Cells were cultured by bringing them to at least 1 × 106 cells per reaction. Cell death was induced by cytotoxicity according to peptide treatment. The samples were evaluated twice and were run in triplicate. Negative and positive controls were included in the same plate. Cells were collected and washed with PBS, suspended in the lysis buffer solution (50 μL solution per sample house or control), and incubated on ice for 30 min. Each sample was then centrifuged at 5000 rpm for 5 min. Subsequently, 50 μL of supernatant from each sample was pipetted into a 96-well plate, and 50 μL of the lysis buffer solution without enzyme was also pipetted as a control. Fifty microliters of working solution (Z-DEVD-AMC substrate) was added to each well of the plate and incubated for 30 min. Fluorescence (excitation/emission ~342/441 nm) was measured with a microplate reader (Biotek Synergy HT, Winooski, VT, USA). The readings were compared to a standard curve of 7-amino-4-methylcoumarin to determine the level of caspase activity.

4.8.2. Caspase 8 Activity Evaluation

Cells were cultured by bringing them to at least a concentration of 1 × 106 cells per reaction. Cellular cell death was induced by cytotoxicity according to peptide treatment. The samples were evaluated twice and were run in triplicate. Negative and positive controls were included in the same plate. Cells were collected and washed with PBS, suspended in the lysis buffer solution (50 μL solution per sample house or control), and incubated on ice for 10 min. Fifty microliters of reaction solution (containing 10 mM dithioreitol) was added to each sample, and 5 μL of isoleucine-glutamic acid-threonine-aspartic acid-trifluromethyl coumarin solution was added, followed by incubation for 2 h at 37 °C. Fluorescence was read in a microplate reader (Biotek Synergy HT, Winooski, VT, USA) at an excitation of 400 nm and an emission of 505 nm.
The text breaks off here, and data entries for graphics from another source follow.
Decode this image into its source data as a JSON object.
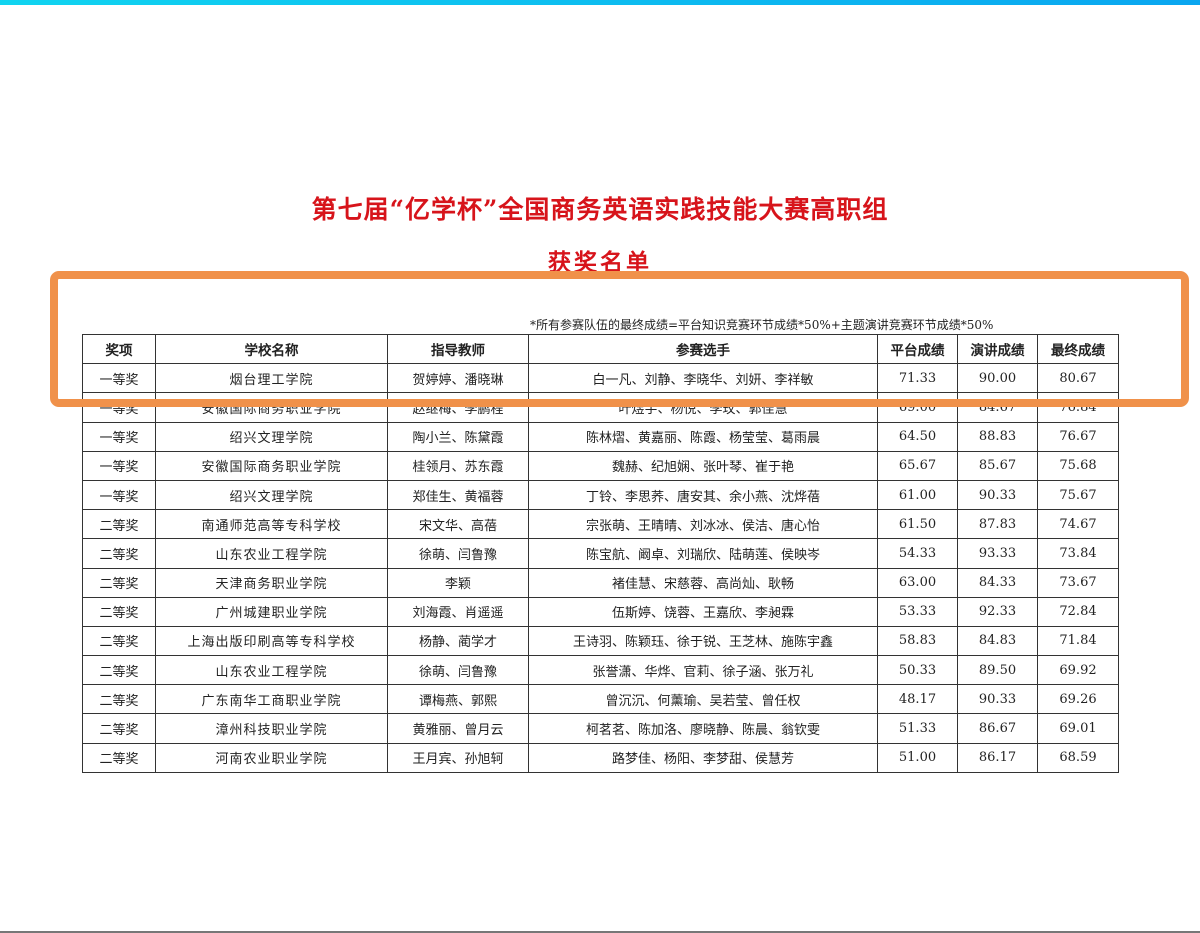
{
  "document": {
    "title": "第七届“亿学杯”全国商务英语实践技能大赛高职组",
    "subtitle": "获奖名单",
    "note": "*所有参赛队伍的最终成绩=平台知识竞赛环节成绩*50%+主题演讲竞赛环节成绩*50%",
    "headers": [
      "奖项",
      "学校名称",
      "指导教师",
      "参赛选手",
      "平台成绩",
      "演讲成绩",
      "最终成绩"
    ],
    "rows": [
      [
        "一等奖",
        "烟台理工学院",
        "贺婷婷、潘晓琳",
        "白一凡、刘静、李晓华、刘妍、李祥敏",
        "71.33",
        "90.00",
        "80.67"
      ],
      [
        "一等奖",
        "安徽国际商务职业学院",
        "赵继梅、李鹏程",
        "叶煜宇、杨悦、李玫、郭佳慧",
        "69.00",
        "84.67",
        "76.84"
      ],
      [
        "一等奖",
        "绍兴文理学院",
        "陶小兰、陈黛霞",
        "陈林熠、黄嘉丽、陈霞、杨莹莹、葛雨晨",
        "64.50",
        "88.83",
        "76.67"
      ],
      [
        "一等奖",
        "安徽国际商务职业学院",
        "桂领月、苏东霞",
        "魏赫、纪旭娴、张叶琴、崔于艳",
        "65.67",
        "85.67",
        "75.68"
      ],
      [
        "一等奖",
        "绍兴文理学院",
        "郑佳生、黄福蓉",
        "丁铃、李思荞、唐安其、余小燕、沈烨蓓",
        "61.00",
        "90.33",
        "75.67"
      ],
      [
        "二等奖",
        "南通师范高等专科学校",
        "宋文华、高蓓",
        "宗张萌、王晴晴、刘冰冰、侯洁、唐心怡",
        "61.50",
        "87.83",
        "74.67"
      ],
      [
        "二等奖",
        "山东农业工程学院",
        "徐萌、闫鲁豫",
        "陈宝航、阚卓、刘瑞欣、陆萌莲、侯映岑",
        "54.33",
        "93.33",
        "73.84"
      ],
      [
        "二等奖",
        "天津商务职业学院",
        "李颖",
        "褚佳慧、宋慈蓉、高尚灿、耿畅",
        "63.00",
        "84.33",
        "73.67"
      ],
      [
        "二等奖",
        "广州城建职业学院",
        "刘海霞、肖遥遥",
        "伍斯婷、饶蓉、王嘉欣、李昶霖",
        "53.33",
        "92.33",
        "72.84"
      ],
      [
        "二等奖",
        "上海出版印刷高等专科学校",
        "杨静、蔺学才",
        "王诗羽、陈颖珏、徐于锐、王芝林、施陈宇鑫",
        "58.83",
        "84.83",
        "71.84"
      ],
      [
        "二等奖",
        "山东农业工程学院",
        "徐萌、闫鲁豫",
        "张誉潇、华烨、官莉、徐子涵、张万礼",
        "50.33",
        "89.50",
        "69.92"
      ],
      [
        "二等奖",
        "广东南华工商职业学院",
        "谭梅燕、郭熙",
        "曾沉沉、何薰瑜、吴若莹、曾任权",
        "48.17",
        "90.33",
        "69.26"
      ],
      [
        "二等奖",
        "漳州科技职业学院",
        "黄雅丽、曾月云",
        "柯茗茗、陈加洛、廖晓静、陈晨、翁钦雯",
        "51.33",
        "86.67",
        "69.01"
      ],
      [
        "二等奖",
        "河南农业职业学院",
        "王月宾、孙旭轲",
        "路梦佳、杨阳、李梦甜、侯慧芳",
        "51.00",
        "86.17",
        "68.59"
      ]
    ]
  },
  "colors": {
    "title": "#d7141b",
    "highlight_box": "#f0914a",
    "top_bar": "#0aa6f0"
  }
}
4.8.3. Caspase 9 Activity Evaluation

Cells were cultured by bringing them to at least 3 × 106 cells per reaction. Cellular death was induced by cytotoxicity according to peptide treatment. The samples were evaluated twice and were run in triplicate. Negative and positive controls were included in the same plate. Cells were collected and washed with PBS, suspended in the lysis buffer solution (50 μL solution per sample house or control), and incubated on ice for 10 min. They were then centrifuged for 1 min at 10,000× g. The supernatant from each sample was transferred to a tube and incubated on ice. The protein content of the supernatants was determined by the Bradford method to a concentration of 200 μg of protein per 50 μL of lysis buffer solution. Fifty microliters of reaction solution (containing 10 mM dithioreitol) and 5 μL of leucine-glutamic acid-histidine-aspartic acid-p-nitroaniline solution were added to each sample, followed by incubation for 2 h at 37 °C. Absorbance was read at 400 nm in a microplate reader (Biotek Synergy HT). The readings were compared to the readings of the untreated controls to determine caspase activity.

4.9. Statistical Analysis

Each determination was performed in triplicate and is presented as average ± standard deviation. Analysis of variance was performed using SLStat statistical software. Differences among means were compared with Tukey tests at p < 0.05.

5. Conclusions

In this study, we found that the antioxidant activity of zein increased with enzymatic hydrolysis, and Hyb and HT peptides derived from this hydrolysis demonstrated higher cytotoxic activity in a HepG2 cell culture, with higher bioactivity compared with native peptides and with peptides in other studies. Regardless of the source, all peptides showed similar activity, indicating the potential for enzyme hydrolysis as a bioactivity enhancer. Also, we demonstrated that zein peptides induce apoptosis by increasing the expression of caspase 3. However, it is necessary to determine and purify the peptides, and to conduct bioassays with different cell lines with in vivo models to achieve better comprehension of the proapoptotic activity of these peptides, so their potential for preventive and therapeutic use in cancer diseases can be determined.